One in five Aussies cancel streaming services to save
In the latest blow to Aussies amid the cost-of-living crisis, Spotify has started charging more for its 9 million local users to listen to songs, podcasts and audiobooks on the popular streaming app.
The hike - an 8.34% increase for those with Premium Individual accounts - may not be music to the ears of streamers, with recent research from Compare the Market finding that one in five Aussies are ditching streaming services to help their hip pocket amid rising prices.
It's now costing more than ever to be across all the blockbuster movies, hit TV shows, chart-topping hits and podcasts.
What are you paying for streaming services?
On average, research shows that Australians are paying $30 a month for two streaming services, totalling $360 a year just for in-house entertainment.
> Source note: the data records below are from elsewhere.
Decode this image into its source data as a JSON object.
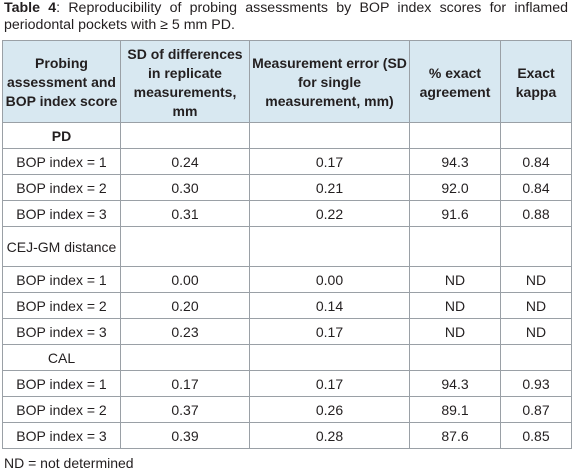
{
  "caption": {
    "label": "Table 4",
    "text": ": Reproducibility of probing assessments by BOP index scores for inflamed periodontal pockets with ≥ 5 mm PD."
  },
  "table": {
    "headers": [
      "Probing assessment and BOP index score",
      "SD of differences in replicate measurements, mm",
      "Measurement error (SD for single measurement, mm)",
      "% exact agreement",
      "Exact kappa"
    ],
    "sections": [
      {
        "title": "PD",
        "rows": [
          [
            "BOP index = 1",
            "0.24",
            "0.17",
            "94.3",
            "0.84"
          ],
          [
            "BOP index = 2",
            "0.30",
            "0.21",
            "92.0",
            "0.84"
          ],
          [
            "BOP index = 3",
            "0.31",
            "0.22",
            "91.6",
            "0.88"
          ]
        ]
      },
      {
        "title": "CEJ-GM distance",
        "rows": [
          [
            "BOP index = 1",
            "0.00",
            "0.00",
            "ND",
            "ND"
          ],
          [
            "BOP index = 2",
            "0.20",
            "0.14",
            "ND",
            "ND"
          ],
          [
            "BOP index = 3",
            "0.23",
            "0.17",
            "ND",
            "ND"
          ]
        ]
      },
      {
        "title": "CAL",
        "rows": [
          [
            "BOP index = 1",
            "0.17",
            "0.17",
            "94.3",
            "0.93"
          ],
          [
            "BOP index = 2",
            "0.37",
            "0.26",
            "89.1",
            "0.87"
          ],
          [
            "BOP index = 3",
            "0.39",
            "0.28",
            "87.6",
            "0.85"
          ]
        ]
      }
    ]
  },
  "footnote": "ND = not determined",
  "colors": {
    "header_background": "#d8e8f1",
    "border": "#9aa0a6",
    "text": "#231f20"
  }
}
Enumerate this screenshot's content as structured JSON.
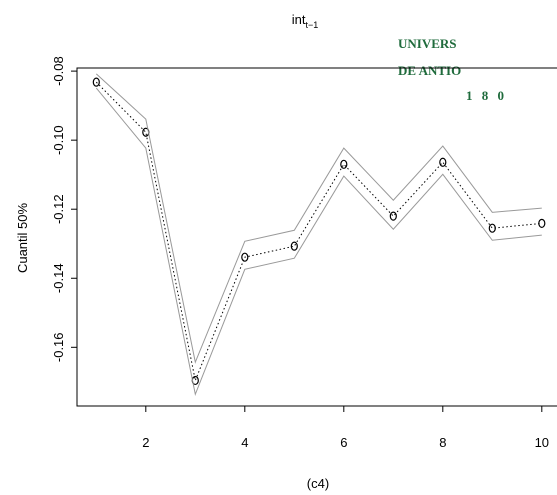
{
  "chart_data": {
    "type": "line",
    "title": "int",
    "title_subscript": "t−1",
    "ylabel": "Cuantil 50%",
    "xlabel": "(c4)",
    "logo": [
      "UNIVERS",
      "DE ANTIO",
      "1 8 0"
    ],
    "x": [
      1,
      2,
      3,
      4,
      5,
      6,
      7,
      8,
      9,
      10
    ],
    "series": [
      {
        "color": "#000000",
        "values": [
          -0.0832,
          -0.0977,
          -0.1696,
          -0.1339,
          -0.1307,
          -0.107,
          -0.122,
          -0.1064,
          -0.1255,
          -0.1241
        ]
      },
      {
        "color": "#999999",
        "values": [
          -0.0808,
          -0.0939,
          -0.1643,
          -0.1293,
          -0.1261,
          -0.1023,
          -0.1174,
          -0.1017,
          -0.1209,
          -0.1197
        ]
      },
      {
        "color": "#999999",
        "values": [
          -0.0849,
          -0.1023,
          -0.1736,
          -0.1374,
          -0.1342,
          -0.1104,
          -0.1258,
          -0.1099,
          -0.129,
          -0.1275
        ]
      }
    ],
    "xlim": [
      0.61,
      10.4
    ],
    "ylim": [
      -0.177,
      -0.0791
    ],
    "xticks": [
      2,
      4,
      6,
      8,
      10
    ],
    "yticks": [
      -0.08,
      {
        "value": -0.1,
        "label": "-0.10"
      },
      -0.12,
      -0.14,
      -0.16
    ]
  }
}
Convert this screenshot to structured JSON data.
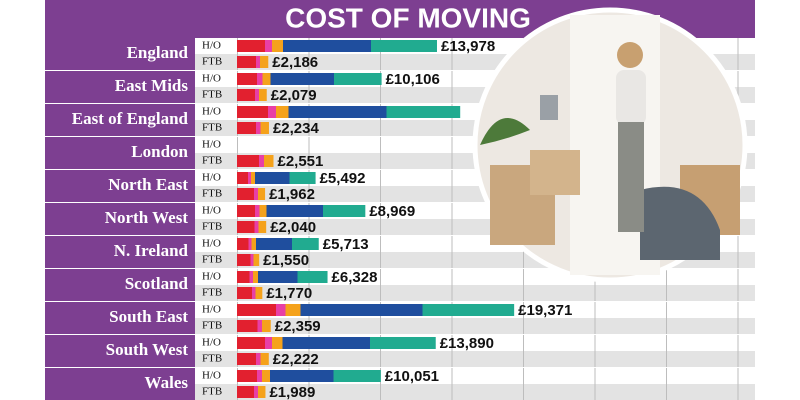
{
  "chart_data": {
    "type": "bar",
    "title": "COST OF MOVING",
    "categories": [
      "England",
      "East Mids",
      "East of England",
      "London",
      "North East",
      "North West",
      "N. Ireland",
      "Scotland",
      "South East",
      "South West",
      "Wales"
    ],
    "series": [
      {
        "name": "H/O",
        "color": "#1f4e9e",
        "values": [
          13978,
          10106,
          15600,
          null,
          5492,
          8969,
          5713,
          6328,
          19371,
          13890,
          10051
        ],
        "value_labels": [
          "£13,978",
          "£10,106",
          null,
          null,
          "£5,492",
          "£8,969",
          "£5,713",
          "£6,328",
          "£19,371",
          "£13,890",
          "£10,051"
        ]
      },
      {
        "name": "FTB",
        "color": "#e2202f",
        "values": [
          2186,
          2079,
          2234,
          2551,
          1962,
          2040,
          1550,
          1770,
          2359,
          2222,
          1989
        ],
        "value_labels": [
          "£2,186",
          "£2,079",
          "£2,234",
          "£2,551",
          "£1,962",
          "£2,040",
          "£1,550",
          "£1,770",
          "£2,359",
          "£2,222",
          "£1,989"
        ]
      }
    ],
    "xlim": [
      0,
      39000
    ]
  }
}
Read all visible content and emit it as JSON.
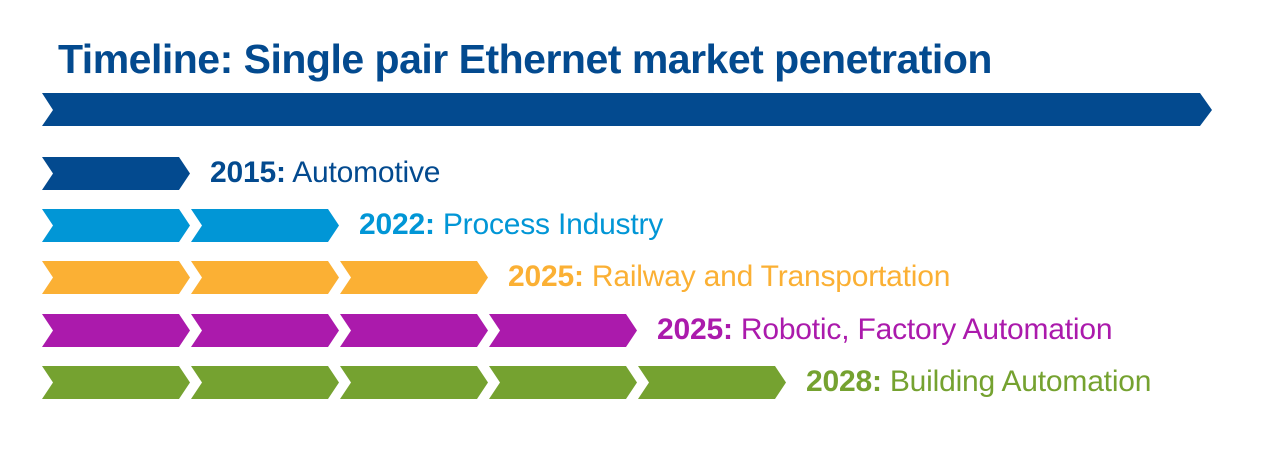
{
  "title": "Timeline: Single pair Ethernet market penetration",
  "colors": {
    "title": "#034a8f",
    "main_arrow": "#034a8f"
  },
  "milestones": [
    {
      "year": "2015:",
      "label": "Automotive",
      "segments": 1,
      "color": "#034a8f"
    },
    {
      "year": "2022:",
      "label": "Process Industry",
      "segments": 2,
      "color": "#0196d6"
    },
    {
      "year": "2025:",
      "label": "Railway and Transportation",
      "segments": 3,
      "color": "#fbb034"
    },
    {
      "year": "2025:",
      "label": "Robotic, Factory Automation",
      "segments": 4,
      "color": "#ab1aac"
    },
    {
      "year": "2028:",
      "label": "Building Automation",
      "segments": 5,
      "color": "#75a230"
    }
  ],
  "chart_data": {
    "type": "timeline",
    "title": "Timeline: Single pair Ethernet market penetration",
    "events": [
      {
        "year": 2015,
        "sector": "Automotive",
        "chevrons": 1
      },
      {
        "year": 2022,
        "sector": "Process Industry",
        "chevrons": 2
      },
      {
        "year": 2025,
        "sector": "Railway and Transportation",
        "chevrons": 3
      },
      {
        "year": 2025,
        "sector": "Robotic, Factory Automation",
        "chevrons": 4
      },
      {
        "year": 2028,
        "sector": "Building Automation",
        "chevrons": 5
      }
    ]
  }
}
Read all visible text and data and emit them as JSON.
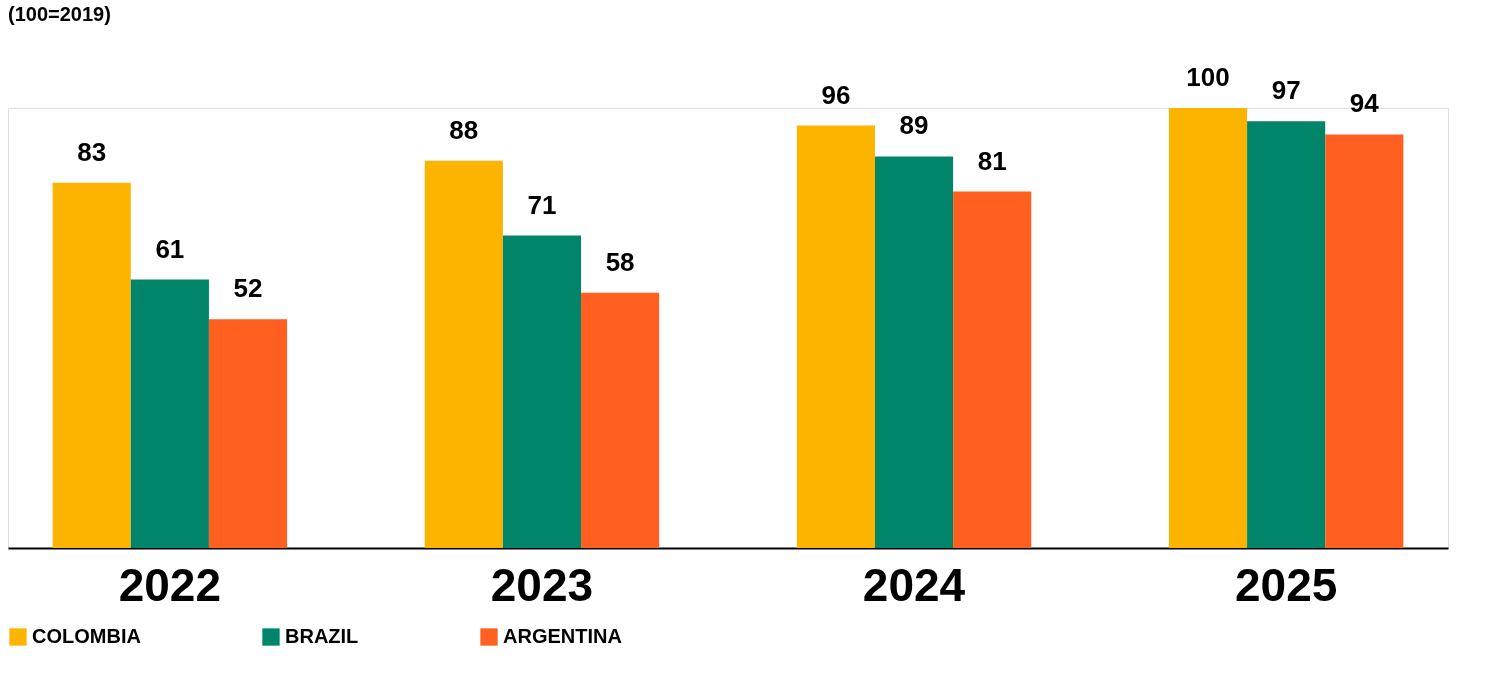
{
  "chart_data": {
    "type": "bar",
    "title": "(100=2019)",
    "categories": [
      "2022",
      "2023",
      "2024",
      "2025"
    ],
    "series": [
      {
        "name": "COLOMBIA",
        "color": "#fdb400",
        "values": [
          83,
          88,
          96,
          100
        ]
      },
      {
        "name": "BRAZIL",
        "color": "#00856a",
        "values": [
          61,
          71,
          89,
          97
        ]
      },
      {
        "name": "ARGENTINA",
        "color": "#ff5f1f",
        "values": [
          52,
          58,
          81,
          94
        ]
      }
    ],
    "data_labels": true,
    "legend": "bottom",
    "grid": false
  }
}
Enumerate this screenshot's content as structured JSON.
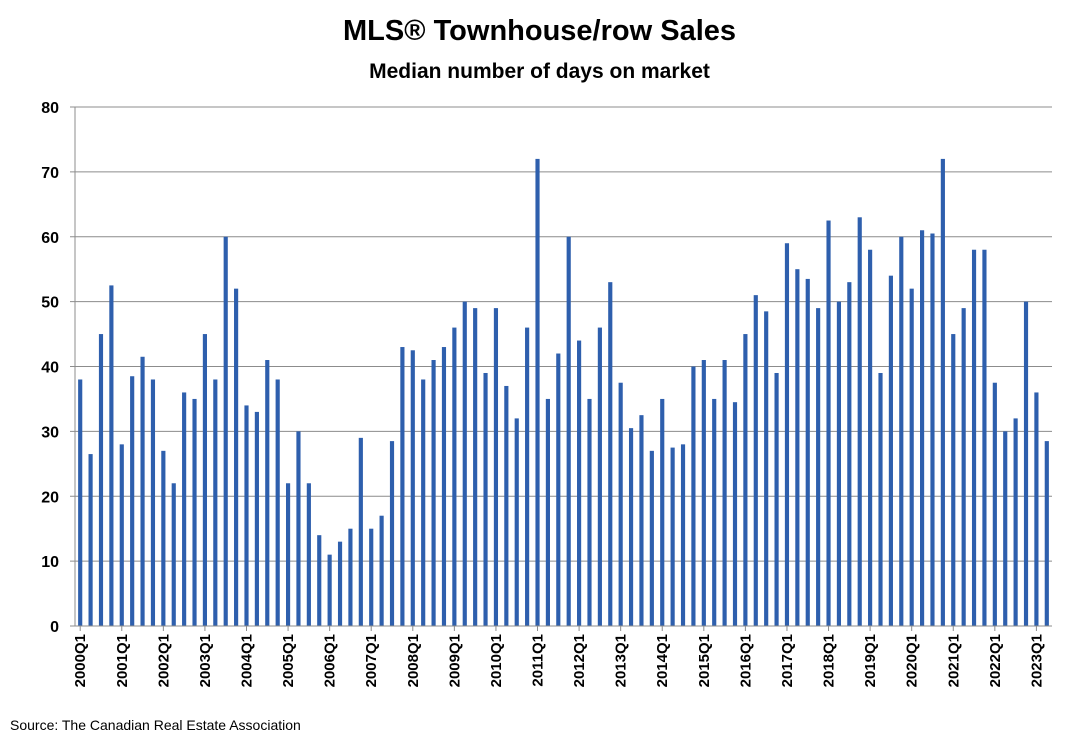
{
  "chart_data": {
    "type": "bar",
    "title": "MLS® Townhouse/row Sales",
    "subtitle": "Median number of days on market",
    "xlabel": "",
    "ylabel": "",
    "ylim": [
      0,
      80
    ],
    "yticks": [
      0,
      10,
      20,
      30,
      40,
      50,
      60,
      70,
      80
    ],
    "grid": true,
    "bar_color": "#2e5fad",
    "categories": [
      "2000Q1",
      "2000Q2",
      "2000Q3",
      "2000Q4",
      "2001Q1",
      "2001Q2",
      "2001Q3",
      "2001Q4",
      "2002Q1",
      "2002Q2",
      "2002Q3",
      "2002Q4",
      "2003Q1",
      "2003Q2",
      "2003Q3",
      "2003Q4",
      "2004Q1",
      "2004Q2",
      "2004Q3",
      "2004Q4",
      "2005Q1",
      "2005Q2",
      "2005Q3",
      "2005Q4",
      "2006Q1",
      "2006Q2",
      "2006Q3",
      "2006Q4",
      "2007Q1",
      "2007Q2",
      "2007Q3",
      "2007Q4",
      "2008Q1",
      "2008Q2",
      "2008Q3",
      "2008Q4",
      "2009Q1",
      "2009Q2",
      "2009Q3",
      "2009Q4",
      "2010Q1",
      "2010Q2",
      "2010Q3",
      "2010Q4",
      "2011Q1",
      "2011Q2",
      "2011Q3",
      "2011Q4",
      "2012Q1",
      "2012Q2",
      "2012Q3",
      "2012Q4",
      "2013Q1",
      "2013Q2",
      "2013Q3",
      "2013Q4",
      "2014Q1",
      "2014Q2",
      "2014Q3",
      "2014Q4",
      "2015Q1",
      "2015Q2",
      "2015Q3",
      "2015Q4",
      "2016Q1",
      "2016Q2",
      "2016Q3",
      "2016Q4",
      "2017Q1",
      "2017Q2",
      "2017Q3",
      "2017Q4",
      "2018Q1",
      "2018Q2",
      "2018Q3",
      "2018Q4",
      "2019Q1",
      "2019Q2",
      "2019Q3",
      "2019Q4",
      "2020Q1",
      "2020Q2",
      "2020Q3",
      "2020Q4",
      "2021Q1",
      "2021Q2",
      "2021Q3",
      "2021Q4",
      "2022Q1",
      "2022Q2",
      "2022Q3",
      "2022Q4",
      "2023Q1",
      "2023Q2"
    ],
    "tick_labels": [
      "2000Q1",
      "2001Q1",
      "2002Q1",
      "2003Q1",
      "2004Q1",
      "2005Q1",
      "2006Q1",
      "2007Q1",
      "2008Q1",
      "2009Q1",
      "2010Q1",
      "2011Q1",
      "2012Q1",
      "2013Q1",
      "2014Q1",
      "2015Q1",
      "2016Q1",
      "2017Q1",
      "2018Q1",
      "2019Q1",
      "2020Q1",
      "2021Q1",
      "2022Q1",
      "2023Q1"
    ],
    "series": [
      {
        "name": "Median number of days on market",
        "values": [
          38,
          26.5,
          45,
          52.5,
          28,
          38.5,
          41.5,
          38,
          27,
          22,
          36,
          35,
          45,
          38,
          60,
          52,
          34,
          33,
          41,
          38,
          22,
          30,
          22,
          14,
          11,
          13,
          15,
          29,
          15,
          17,
          28.5,
          43,
          42.5,
          38,
          41,
          43,
          46,
          50,
          49,
          39,
          49,
          37,
          32,
          46,
          72,
          35,
          42,
          60,
          44,
          35,
          46,
          53,
          37.5,
          30.5,
          32.5,
          27,
          35,
          27.5,
          28,
          40,
          41,
          35,
          41,
          34.5,
          45,
          51,
          48.5,
          39,
          59,
          55,
          53.5,
          49,
          62.5,
          50,
          53,
          63,
          58,
          39,
          54,
          60,
          52,
          61,
          60.5,
          72,
          45,
          49,
          58,
          58,
          37.5,
          30,
          32,
          50,
          36,
          28.5
        ]
      }
    ]
  },
  "source": "Source: The Canadian Real Estate Association"
}
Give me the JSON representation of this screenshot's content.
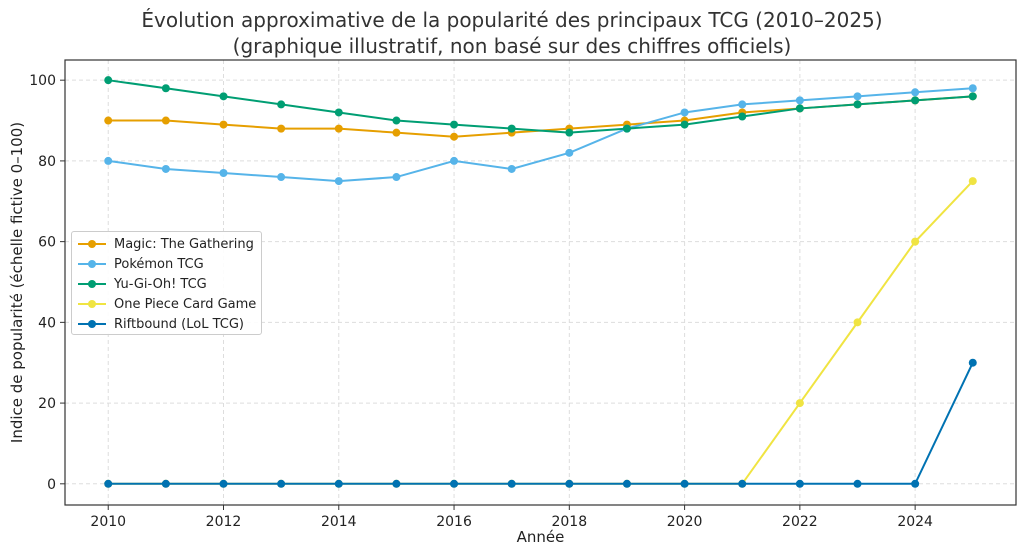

Of course, this figure can blow out significantly based on the number of subscriptions you have, your streaming provider and your membership tier.
Unless you're utilising every subscription you have, these costs could be enough to cover an additional grocery shop, go towards surging electricity bills or even put aside for birthdays, Christmas and other special occasions.
Following a recent crackdown on password sharing, Compare the Market's research shows that one in four Australians would cancel their Netflix subscription first, with Optus Sport and Disney+ rounding out the top three choices.
Depending on your subscription tier, these services can set you back between $83.88 - $299.88 a year.
If Australians were also to give up a premium Stan account with Stan Sport, they could save up to $432 a year.
When did you last review your subscriptions?
Rather than giving up all your favourite entertainment options, Spotify's price hike is a reminder to review your subscriptions regularly to ensure they give you the most bang for your buck. You may also be able to customise your plans so you're not forking out as much.
For example, you'll pay more for the ability to stream in higher definition and binge shows across multiple screens, but cheaper options are available if you're willing to limit the number of compatible devices and quality of your streaming.
Switching from Binge's premium plan to a basic saves you $8 a month or $96 annually. If you can stomach ads, swapping from Netflix's premium plan to standard saves you $16 or a whopping $192 a year.
How can you save on streaming costs?
Just as insurers can reward you with lower premiums for paying annually, some streamers do the same with their plans.
Disney+ currently offers an annual subscription for $139.99, which gives you two months for free compared to paying monthly. If you were to pay month-to-month, you'd be forking out $167.88 a year. Similarly, an Amazon Prime membership is $79 a year or $119.88 if you pay month-to-month - the latter is setting you back $40.88 more yearly.
You may also be missing out on free subscriptions that businesses are offering across the board.
Alinta Energy offers complimentary Kayo subscriptions for 12 months when you sign up for select plans. Apple gifts customers a three-month subscription to Apple TV+ when they purchase an eligible Apple device. If you're on an eligible plan with Optus, you can receive up to 10% off your paid subscriptions when you link them to your SubHub account, while Telstra also offers customers three months of Apple TV+. These can provide significant savings, even if just temporarily.
And, if you do get FOMO when it comes to your TV shows and movies, remember that you can rotate subscriptions on monthly plans. Pausing or cancelling is free and could save you a pretty penny - especially when the same films or TV shows are available across multiple platforms.
Are there free streaming platforms?
Also remember that Seven, Nine, Ten, SBS and ABC all offer free streaming services, which allow you to catch up on free-to-air shows you may have missed, but also stream movies and other exclusive content.
While these options usually do include ads, it's an easy way to entertain the kids or binge the night away.